How is your garden centre becoming more green?

- Reinhard Biehler, proprietor, Baytree Nurseries & Garden Centre

"We recycle everything. We make our own compost as well and take trees from other people to chip and make compost with.

"We want to make customers more aware about being green as well. I'm German - Germany has been green for years and we are very much that way at Baytree. But this is not yet a commercial opportunity. It's a bit early. It's the same with peat-free compost, which has been going for years. People are getting more into it but it's a slog.

"We ran a competition with the local council two years ago for customers who made their own compost to win a greenhouse, which went very well. And we show schoolchildren how to make cuttings and recycle."

- Derek Bunker, owner, Alton Garden Centre

"We're rebuilding and all new work is of better environmental quality than the old building, which makes us more efficient. We've also got things like lights that switch off when they get too bright.

"We're giving customers biodegradable bags and also have our own-brand reusable bag. We're putting in a full range of organic products from Scotts, which has gone organic in a big way. We can't be sure there's a huge market. It's about demand - if the demand for green products rises it will bring prices down. We don't want to be pioneers and be paying for others."

- Mike Burks, chief executive, The Gardens Group

"We recycle cardboard and plastics, and send as many packing trays back to suppliers as possible.

"We run schemes offering second-hand pots for free and donate empty pots to school gardens. All bottles and newspapers go for recycling. Any unwanted metal stands are sent for scrap.

"We're finding that it's cheaper to recycle plastics and cardboard than send off for waste collection. At Poundbury we recycle rainwater and heat the centre with waste pallets. All the sites are working with schools to develop gardens and encourage them to become involved.

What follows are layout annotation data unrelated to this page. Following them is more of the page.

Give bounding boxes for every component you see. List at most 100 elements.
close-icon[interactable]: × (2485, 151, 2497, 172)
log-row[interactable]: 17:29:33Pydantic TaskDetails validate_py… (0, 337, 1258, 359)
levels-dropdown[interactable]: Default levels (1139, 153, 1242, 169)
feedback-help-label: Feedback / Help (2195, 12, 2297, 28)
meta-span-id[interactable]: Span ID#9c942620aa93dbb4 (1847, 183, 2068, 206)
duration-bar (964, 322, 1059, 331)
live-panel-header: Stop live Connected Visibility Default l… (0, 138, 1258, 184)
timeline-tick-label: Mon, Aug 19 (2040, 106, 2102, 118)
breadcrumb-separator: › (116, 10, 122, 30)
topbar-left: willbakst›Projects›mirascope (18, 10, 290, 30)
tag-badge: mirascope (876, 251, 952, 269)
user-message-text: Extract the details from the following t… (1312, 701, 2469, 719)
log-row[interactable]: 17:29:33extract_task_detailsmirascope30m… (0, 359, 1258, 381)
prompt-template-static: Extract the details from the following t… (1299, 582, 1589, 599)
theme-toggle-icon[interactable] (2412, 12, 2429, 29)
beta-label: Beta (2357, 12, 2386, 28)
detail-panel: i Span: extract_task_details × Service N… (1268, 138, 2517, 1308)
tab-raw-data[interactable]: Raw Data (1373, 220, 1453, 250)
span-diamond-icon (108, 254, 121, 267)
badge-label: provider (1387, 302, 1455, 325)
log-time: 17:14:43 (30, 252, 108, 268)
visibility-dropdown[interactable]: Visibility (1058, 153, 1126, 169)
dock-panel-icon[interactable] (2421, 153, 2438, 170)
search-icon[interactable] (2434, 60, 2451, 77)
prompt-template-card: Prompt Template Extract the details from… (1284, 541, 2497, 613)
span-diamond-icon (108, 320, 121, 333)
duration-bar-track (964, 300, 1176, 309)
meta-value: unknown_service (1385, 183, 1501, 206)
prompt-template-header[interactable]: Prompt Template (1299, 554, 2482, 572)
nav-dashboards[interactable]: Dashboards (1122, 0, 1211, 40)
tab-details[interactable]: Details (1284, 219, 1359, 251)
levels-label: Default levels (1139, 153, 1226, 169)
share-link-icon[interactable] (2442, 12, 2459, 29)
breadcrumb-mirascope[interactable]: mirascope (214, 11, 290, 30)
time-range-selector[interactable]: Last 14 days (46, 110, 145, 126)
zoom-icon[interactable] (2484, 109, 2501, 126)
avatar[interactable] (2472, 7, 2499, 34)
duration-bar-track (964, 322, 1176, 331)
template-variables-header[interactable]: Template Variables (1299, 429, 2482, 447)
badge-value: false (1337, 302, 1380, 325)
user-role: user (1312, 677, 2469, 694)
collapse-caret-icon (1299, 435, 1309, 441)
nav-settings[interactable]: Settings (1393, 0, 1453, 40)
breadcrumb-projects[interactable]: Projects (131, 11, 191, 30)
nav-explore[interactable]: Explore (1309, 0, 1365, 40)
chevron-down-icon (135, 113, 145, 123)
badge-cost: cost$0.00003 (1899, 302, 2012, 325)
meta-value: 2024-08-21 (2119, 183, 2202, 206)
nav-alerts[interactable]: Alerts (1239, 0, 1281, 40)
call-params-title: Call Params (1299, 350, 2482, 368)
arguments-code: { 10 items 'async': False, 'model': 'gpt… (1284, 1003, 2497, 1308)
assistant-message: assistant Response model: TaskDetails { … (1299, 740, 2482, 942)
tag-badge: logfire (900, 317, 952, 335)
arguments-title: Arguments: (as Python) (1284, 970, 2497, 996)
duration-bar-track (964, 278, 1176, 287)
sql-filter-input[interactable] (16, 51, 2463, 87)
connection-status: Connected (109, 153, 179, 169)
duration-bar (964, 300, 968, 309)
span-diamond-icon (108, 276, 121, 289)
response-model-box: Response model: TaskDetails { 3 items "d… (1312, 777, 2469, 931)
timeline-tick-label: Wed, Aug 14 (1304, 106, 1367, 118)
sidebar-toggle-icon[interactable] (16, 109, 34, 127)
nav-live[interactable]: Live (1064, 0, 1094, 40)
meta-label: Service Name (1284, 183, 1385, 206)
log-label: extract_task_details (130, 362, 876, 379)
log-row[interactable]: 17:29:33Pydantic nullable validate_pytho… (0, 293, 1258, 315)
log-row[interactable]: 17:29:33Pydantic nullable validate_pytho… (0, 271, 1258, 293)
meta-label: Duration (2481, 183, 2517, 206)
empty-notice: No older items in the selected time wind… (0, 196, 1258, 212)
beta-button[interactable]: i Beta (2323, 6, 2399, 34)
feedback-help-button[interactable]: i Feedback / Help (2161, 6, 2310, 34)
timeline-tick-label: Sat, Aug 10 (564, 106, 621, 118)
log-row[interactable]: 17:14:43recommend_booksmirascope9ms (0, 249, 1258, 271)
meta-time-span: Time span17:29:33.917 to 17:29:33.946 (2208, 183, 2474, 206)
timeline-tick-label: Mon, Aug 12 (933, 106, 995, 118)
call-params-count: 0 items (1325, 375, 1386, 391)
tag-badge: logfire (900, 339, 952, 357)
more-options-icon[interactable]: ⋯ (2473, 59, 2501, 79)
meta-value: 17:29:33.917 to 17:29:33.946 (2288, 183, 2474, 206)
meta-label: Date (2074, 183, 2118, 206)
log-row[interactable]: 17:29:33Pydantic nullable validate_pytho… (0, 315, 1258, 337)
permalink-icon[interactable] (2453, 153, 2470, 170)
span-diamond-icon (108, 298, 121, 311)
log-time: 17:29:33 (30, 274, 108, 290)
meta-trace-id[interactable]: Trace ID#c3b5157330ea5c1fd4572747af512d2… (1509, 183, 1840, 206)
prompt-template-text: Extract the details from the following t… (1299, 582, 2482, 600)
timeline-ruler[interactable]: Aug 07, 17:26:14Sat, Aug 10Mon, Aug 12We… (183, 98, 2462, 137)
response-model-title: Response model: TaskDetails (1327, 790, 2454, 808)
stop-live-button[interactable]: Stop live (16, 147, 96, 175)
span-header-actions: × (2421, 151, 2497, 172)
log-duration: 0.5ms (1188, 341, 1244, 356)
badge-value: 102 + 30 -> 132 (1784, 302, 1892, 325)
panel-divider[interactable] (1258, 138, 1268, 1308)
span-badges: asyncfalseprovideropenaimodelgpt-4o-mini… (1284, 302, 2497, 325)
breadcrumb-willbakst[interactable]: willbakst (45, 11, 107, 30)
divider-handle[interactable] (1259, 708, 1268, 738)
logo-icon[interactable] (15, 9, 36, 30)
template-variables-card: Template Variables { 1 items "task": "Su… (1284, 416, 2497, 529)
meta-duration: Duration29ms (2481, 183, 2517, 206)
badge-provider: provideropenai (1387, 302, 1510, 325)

We're also offering talks on various environmental issues and showing how gardening can offer solutions."

- Jamie Malcolm, co-founder, Shoots

"It's something we're working on. We have a cardboard recycling baling machine at our Stanmore centre and we can encourage customers to garden environmentally.

"A big part of our push this year is organic gardening. Customers feel good about using organic products. And we launched our Green Club with Charlie Dimmock. The local council chose us to launch it as a West Sussex initiative because they felt we fitted better than high-street stores. It went incredibly well. Your membership gets you special discount, events, newsletters and eco-friendly gardening advice."